I had been tangentially aware of the astronomer Mike Brown, and that he discovers objects in the Kuiper Belt, because of [personal profile] sovay winning the contest he held to name the moon of the dwarf planet Orcus; she named it Vanth.

I also vaguely remember the press surrounding the time when there were briefly maybe ten planets, and then maybe nine, and then Pluto was demoted and we wound up with eight. I had not remembered that that was sparked by Mike Brown's discovery of a larger object than Pluto beyond Pluto's orbit-- the not-actually-tenth planet.

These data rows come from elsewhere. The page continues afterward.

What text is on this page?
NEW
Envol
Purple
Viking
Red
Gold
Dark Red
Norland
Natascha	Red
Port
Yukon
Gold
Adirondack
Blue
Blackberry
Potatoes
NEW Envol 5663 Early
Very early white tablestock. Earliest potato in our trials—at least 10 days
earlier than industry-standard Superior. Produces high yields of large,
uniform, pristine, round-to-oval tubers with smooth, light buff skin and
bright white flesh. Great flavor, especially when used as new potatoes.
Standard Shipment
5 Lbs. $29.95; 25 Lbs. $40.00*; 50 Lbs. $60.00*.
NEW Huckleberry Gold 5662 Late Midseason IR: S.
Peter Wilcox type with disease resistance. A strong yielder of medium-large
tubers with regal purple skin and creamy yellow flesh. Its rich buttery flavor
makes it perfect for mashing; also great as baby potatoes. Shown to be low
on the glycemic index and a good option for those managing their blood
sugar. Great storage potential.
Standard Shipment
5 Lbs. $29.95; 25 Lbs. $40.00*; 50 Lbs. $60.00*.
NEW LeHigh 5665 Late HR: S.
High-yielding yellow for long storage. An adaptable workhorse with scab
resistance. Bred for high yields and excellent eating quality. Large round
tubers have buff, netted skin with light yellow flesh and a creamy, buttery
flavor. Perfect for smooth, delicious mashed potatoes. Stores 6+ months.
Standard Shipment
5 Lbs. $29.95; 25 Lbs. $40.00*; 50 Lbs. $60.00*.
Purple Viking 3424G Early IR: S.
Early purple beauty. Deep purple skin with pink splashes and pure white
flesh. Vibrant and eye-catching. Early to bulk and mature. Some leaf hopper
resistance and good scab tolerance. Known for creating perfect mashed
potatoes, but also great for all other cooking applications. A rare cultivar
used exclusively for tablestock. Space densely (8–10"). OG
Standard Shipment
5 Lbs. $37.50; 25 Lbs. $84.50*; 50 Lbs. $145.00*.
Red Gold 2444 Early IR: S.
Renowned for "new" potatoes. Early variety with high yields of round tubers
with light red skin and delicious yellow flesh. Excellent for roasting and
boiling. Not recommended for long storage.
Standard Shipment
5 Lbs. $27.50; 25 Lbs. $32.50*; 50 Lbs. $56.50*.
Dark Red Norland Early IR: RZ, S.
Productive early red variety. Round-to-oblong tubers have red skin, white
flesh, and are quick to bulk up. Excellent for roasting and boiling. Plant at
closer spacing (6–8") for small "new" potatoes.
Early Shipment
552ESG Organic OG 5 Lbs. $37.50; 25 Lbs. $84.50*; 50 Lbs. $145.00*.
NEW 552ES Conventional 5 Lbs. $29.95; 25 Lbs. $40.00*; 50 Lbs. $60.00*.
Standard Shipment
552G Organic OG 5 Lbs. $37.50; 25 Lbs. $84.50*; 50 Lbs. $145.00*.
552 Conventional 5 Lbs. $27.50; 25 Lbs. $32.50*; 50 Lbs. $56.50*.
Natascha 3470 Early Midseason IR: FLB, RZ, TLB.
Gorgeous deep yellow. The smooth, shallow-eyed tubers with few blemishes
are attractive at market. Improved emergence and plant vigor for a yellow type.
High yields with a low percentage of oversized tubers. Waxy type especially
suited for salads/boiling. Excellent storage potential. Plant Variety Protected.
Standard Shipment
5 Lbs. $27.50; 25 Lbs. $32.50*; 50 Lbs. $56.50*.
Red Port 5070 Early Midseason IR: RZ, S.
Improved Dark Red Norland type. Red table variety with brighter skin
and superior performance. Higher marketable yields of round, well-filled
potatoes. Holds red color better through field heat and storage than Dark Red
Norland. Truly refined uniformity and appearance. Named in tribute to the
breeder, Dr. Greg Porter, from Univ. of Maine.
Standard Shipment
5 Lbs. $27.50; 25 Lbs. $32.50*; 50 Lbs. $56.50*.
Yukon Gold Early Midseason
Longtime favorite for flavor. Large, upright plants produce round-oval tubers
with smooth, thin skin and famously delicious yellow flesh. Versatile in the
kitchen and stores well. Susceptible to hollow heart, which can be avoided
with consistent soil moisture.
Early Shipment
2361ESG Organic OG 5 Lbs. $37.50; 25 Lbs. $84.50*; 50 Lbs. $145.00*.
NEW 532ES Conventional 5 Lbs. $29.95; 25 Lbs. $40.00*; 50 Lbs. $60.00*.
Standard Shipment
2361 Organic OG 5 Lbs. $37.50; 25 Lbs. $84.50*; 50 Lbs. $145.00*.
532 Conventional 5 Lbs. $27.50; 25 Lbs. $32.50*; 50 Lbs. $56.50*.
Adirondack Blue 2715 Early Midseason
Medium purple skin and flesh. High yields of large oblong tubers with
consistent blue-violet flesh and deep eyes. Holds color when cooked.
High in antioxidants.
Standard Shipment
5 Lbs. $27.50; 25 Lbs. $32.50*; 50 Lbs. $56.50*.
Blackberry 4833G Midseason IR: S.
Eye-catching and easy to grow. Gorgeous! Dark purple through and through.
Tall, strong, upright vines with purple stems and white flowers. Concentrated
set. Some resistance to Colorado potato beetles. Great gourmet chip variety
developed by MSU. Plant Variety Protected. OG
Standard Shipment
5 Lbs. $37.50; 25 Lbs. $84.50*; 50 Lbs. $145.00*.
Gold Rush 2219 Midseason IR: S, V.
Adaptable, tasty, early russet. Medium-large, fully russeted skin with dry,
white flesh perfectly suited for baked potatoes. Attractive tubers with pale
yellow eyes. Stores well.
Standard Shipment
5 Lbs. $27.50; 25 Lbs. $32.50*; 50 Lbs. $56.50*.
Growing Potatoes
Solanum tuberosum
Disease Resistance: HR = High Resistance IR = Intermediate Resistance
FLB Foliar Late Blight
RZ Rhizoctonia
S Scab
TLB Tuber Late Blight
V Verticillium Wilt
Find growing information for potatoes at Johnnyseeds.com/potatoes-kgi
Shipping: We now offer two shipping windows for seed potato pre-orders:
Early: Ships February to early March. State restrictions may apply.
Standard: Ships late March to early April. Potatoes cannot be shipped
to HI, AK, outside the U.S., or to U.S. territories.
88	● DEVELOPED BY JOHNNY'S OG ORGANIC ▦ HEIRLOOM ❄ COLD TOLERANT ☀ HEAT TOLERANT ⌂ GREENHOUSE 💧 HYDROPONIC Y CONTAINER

Now he's written this fascinating, charming, and funny memoir about that period, and I can't recommend it too highly. This book really has everything; it's a neat portrait of how a working astronomer goes about things (the ins and outs of telescopes, telescope time, travel to odd bits of the world to use telescopes, computer programming, a lot of staring at sky photos), but also covers interactions with the press, his marriage and the birth of his daughter (which, surprisingly for this sort of memoir, are covered in a way which weaves neatly in and out of the astronomy and adds to it rather than detracting), and a truly amazing incident involving some Spanish astronomers, an internet chat group, and data theft, which I will not attempt to describe. His explanations of the issues surrounding the definition of the word 'planet' are clear and well-argued, as are his summaries of the ways things could have gone and the way they did go.

And throughout it all, he comes across as a good man and a good scientist, a person who is doing what he loves, and loves what he is doing, and who has the kind of infectious delight in his work that must make him an interesting professor.

This book is so lovely that I forgive, although I could not help but notice, a minor error early on in his description of the Norse mythology behind the names of the days of the week. Thor is not, and never has been, the king of the gods.

Apart from that, this is one of the best things I've read in a very long time, and I profoundly hope he writes more books; this is the sort of writing on science that will be a treasure for many years to come, and is definitely the thing you want to hand people when they ask why we used to have nine planets and nowadays have eight.